客服中心為企業組織和顧客聯繫時的主要方式，在全球各地都具有一定程度的發展。近年來對於客服中心問題的研究也日益增加，由於資訊設備的進步，因此硬體設備在客服中心裡並非最主要的成本，客服中心大部分的成本來自於服務人員成本，根據相關研究約為60%至70%，所以如何能在滿足一定程度的服務水準(Service level)下，使得服務人員總成本最小，為客服中心問題主要探討的部分。

　　在相關文獻中，有許多學者利用模擬方法，發展不同的演算法以處理客服中心問題，且所搭配使用的數值分析方法也不同，各自擁有不同的優缺點和適用情況。而本研究針對幾個能運用於此問題的演算法進行分析與討論，第一個為切面模擬演算法，主要以整數規劃處理樣本平均近似問題並輔以切面法加入切面限制式的方式求解。第二個為拉格朗日模擬演算法，使用拉格朗日乘數法簡化原始問題為一無限制式的模擬最佳化問題，並搭配區域搜尋求解。第三個為模擬迭代演算法，以模擬為基礎，取代傳統等候模型求解服務人員配置的方式，在考慮連續時間的到達率變動情況下進行求解。本研究主要目的為討論各個模擬演算法的優缺點以及執行績效，並設定各種情境及變因進行實驗，分析各個模擬演算法在不同設定下的表現會有何變化，以及其適用範圍。

　　切面模擬演算法以及模擬迭代演算法的表現相近，都有著不錯的目標成本以及PFS。整體來說，切面模擬演算法在加入可行性判定程序後，在目標成本以及可行解機率的綜合績效是最好的，但必須花費最多的模擬成本。拉格朗日模擬演算法則是改變拉格朗日乘數的計算方法後，績效表現能得到有效的改善，但較其他兩個演算法差一些。而模擬迭代演算法則是能夠在不耗費太多模擬成本的情況下，得到良好的目標成本及可行解機率。

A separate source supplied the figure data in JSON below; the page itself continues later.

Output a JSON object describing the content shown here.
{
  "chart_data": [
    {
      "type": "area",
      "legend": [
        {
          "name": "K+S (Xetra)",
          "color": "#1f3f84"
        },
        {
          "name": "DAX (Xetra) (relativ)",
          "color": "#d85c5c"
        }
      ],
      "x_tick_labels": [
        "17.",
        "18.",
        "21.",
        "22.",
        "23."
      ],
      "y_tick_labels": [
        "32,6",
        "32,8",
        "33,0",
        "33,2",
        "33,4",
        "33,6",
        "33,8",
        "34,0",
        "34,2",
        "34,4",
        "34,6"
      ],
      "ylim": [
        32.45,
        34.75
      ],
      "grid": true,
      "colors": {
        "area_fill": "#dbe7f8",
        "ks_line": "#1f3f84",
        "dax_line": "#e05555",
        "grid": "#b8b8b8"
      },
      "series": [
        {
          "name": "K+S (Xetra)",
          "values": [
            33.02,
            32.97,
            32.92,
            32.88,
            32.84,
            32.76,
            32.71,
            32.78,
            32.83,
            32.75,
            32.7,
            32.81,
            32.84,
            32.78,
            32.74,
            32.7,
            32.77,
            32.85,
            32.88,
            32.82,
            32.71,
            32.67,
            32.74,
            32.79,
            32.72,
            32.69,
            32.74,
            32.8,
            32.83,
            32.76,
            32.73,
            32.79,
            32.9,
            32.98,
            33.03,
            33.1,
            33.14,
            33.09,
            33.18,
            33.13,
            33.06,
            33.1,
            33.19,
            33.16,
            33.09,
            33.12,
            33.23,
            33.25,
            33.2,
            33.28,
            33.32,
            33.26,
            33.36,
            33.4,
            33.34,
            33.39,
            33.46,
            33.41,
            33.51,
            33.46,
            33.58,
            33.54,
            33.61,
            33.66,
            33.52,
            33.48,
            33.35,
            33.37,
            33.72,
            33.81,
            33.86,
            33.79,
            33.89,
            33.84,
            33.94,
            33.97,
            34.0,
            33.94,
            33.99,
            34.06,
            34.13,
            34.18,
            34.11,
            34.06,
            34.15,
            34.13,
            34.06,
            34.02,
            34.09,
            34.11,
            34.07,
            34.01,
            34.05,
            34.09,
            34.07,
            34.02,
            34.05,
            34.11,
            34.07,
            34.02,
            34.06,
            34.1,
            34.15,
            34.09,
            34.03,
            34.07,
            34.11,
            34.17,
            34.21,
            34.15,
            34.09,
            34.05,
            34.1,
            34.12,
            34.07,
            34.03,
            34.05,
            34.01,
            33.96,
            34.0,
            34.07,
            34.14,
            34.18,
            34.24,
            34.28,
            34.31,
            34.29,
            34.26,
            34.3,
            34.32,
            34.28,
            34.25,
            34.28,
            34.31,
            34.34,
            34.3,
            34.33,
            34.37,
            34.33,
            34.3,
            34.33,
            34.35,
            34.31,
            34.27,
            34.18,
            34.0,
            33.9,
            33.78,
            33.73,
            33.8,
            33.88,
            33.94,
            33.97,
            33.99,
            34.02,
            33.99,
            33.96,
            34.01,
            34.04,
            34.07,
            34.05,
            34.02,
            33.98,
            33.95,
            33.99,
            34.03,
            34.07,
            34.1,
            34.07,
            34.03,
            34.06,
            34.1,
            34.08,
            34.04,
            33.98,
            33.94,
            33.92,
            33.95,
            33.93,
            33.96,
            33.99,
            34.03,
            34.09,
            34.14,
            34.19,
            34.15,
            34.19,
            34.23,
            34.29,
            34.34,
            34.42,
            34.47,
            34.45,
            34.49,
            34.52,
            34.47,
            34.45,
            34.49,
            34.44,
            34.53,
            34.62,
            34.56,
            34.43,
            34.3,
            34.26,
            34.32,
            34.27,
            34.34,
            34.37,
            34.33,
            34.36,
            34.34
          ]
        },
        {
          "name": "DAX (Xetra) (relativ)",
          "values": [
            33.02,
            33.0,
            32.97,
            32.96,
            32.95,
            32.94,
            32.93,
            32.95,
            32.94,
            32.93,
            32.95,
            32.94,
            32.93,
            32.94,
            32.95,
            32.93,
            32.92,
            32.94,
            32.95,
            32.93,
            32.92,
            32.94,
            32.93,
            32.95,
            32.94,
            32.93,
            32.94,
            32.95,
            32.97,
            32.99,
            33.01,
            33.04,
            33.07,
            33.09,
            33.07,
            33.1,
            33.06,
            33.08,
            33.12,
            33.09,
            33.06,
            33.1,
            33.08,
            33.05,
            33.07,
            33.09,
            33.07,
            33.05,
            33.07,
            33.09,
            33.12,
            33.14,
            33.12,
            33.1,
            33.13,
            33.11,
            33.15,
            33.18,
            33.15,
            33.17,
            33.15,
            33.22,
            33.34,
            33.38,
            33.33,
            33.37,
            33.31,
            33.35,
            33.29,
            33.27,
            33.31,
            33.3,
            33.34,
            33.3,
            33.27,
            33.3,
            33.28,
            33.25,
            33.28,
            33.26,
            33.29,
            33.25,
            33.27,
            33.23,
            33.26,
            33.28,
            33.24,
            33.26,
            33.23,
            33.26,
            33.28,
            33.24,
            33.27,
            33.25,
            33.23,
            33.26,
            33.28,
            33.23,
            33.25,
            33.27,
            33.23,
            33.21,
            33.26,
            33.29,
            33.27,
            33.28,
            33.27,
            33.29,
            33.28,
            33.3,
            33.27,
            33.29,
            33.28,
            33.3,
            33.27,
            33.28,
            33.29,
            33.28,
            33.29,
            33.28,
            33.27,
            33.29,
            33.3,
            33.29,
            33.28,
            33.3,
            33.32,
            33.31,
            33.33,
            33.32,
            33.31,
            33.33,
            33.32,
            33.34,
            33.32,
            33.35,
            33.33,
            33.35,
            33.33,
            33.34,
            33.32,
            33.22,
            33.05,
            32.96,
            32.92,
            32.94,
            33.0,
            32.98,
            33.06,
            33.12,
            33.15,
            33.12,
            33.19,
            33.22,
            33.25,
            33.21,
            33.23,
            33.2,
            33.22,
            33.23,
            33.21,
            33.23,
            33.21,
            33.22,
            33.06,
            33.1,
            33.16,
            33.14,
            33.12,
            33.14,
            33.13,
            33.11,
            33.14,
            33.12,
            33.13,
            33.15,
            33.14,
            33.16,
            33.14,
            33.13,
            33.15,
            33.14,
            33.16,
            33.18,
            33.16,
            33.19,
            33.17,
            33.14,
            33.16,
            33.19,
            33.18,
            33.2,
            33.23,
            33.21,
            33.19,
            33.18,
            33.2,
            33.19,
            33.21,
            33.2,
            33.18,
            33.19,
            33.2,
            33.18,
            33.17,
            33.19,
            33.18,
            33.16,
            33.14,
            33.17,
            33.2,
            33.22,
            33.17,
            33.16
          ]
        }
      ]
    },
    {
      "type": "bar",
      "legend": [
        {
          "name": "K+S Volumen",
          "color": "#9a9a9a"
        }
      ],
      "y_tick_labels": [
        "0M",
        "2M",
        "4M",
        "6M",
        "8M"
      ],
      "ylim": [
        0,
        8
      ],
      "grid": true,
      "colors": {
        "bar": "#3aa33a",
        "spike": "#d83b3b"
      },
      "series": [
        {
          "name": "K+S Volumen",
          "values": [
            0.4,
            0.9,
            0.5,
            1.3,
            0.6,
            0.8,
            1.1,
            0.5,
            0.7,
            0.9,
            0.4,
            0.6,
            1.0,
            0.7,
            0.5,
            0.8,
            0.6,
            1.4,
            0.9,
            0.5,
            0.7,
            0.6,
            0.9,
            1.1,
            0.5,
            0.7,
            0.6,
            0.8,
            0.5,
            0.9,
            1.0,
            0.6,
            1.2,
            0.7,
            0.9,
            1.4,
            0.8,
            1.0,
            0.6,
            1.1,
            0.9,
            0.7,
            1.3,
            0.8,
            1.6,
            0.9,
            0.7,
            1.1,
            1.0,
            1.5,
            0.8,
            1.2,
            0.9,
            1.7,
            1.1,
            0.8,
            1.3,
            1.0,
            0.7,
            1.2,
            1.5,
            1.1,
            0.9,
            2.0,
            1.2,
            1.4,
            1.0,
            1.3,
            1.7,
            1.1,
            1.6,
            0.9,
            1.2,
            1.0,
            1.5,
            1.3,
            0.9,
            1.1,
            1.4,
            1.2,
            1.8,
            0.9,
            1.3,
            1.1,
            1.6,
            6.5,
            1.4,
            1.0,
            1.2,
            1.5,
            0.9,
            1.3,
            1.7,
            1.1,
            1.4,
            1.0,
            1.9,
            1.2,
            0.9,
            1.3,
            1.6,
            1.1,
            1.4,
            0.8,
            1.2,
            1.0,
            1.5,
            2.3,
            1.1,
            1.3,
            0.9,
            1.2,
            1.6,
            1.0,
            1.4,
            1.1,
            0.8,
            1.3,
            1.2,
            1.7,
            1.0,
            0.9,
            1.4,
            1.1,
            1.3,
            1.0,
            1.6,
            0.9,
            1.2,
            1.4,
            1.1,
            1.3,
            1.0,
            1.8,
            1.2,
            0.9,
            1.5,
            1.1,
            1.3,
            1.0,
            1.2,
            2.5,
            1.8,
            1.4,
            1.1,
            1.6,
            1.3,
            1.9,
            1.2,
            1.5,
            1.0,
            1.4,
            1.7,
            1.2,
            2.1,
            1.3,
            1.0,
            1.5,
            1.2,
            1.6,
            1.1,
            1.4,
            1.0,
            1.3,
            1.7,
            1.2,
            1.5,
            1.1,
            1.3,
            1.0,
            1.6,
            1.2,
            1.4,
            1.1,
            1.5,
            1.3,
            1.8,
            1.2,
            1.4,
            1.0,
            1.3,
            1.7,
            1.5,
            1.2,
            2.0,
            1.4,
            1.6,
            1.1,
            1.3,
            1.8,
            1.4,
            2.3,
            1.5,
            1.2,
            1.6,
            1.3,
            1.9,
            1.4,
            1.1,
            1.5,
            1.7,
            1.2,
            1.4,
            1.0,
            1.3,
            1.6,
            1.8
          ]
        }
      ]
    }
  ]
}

　　We propose and improve three Simulation-based algorithms, the Cutting Plane Algorithm, Lagrangian Algorithm, and Iterative Algorithm, to solve the agent staffing problem in a single-skill call center. This problem aims to minimize the total costs of agents subject to service-level requirements that are estimated by simulation. The first algorithm combines the Cutting plane method and integer programming, then we improve it by using the Multiple Feasibility Check Procedure (MFCP). The second algorithm combines the Lagrange method and local search, then we improve it by updating lagrange multipliers. The third algorithm combines the queueing method for staffing, then we improve it by adjusting transform method of service-level. In our numerical experiments, all three algorithm perform better with new setting, though each of them has some strengths and weaknesses, the Cutting Plane Algorithm and the Iterative Algorithm perform better under most scenarios.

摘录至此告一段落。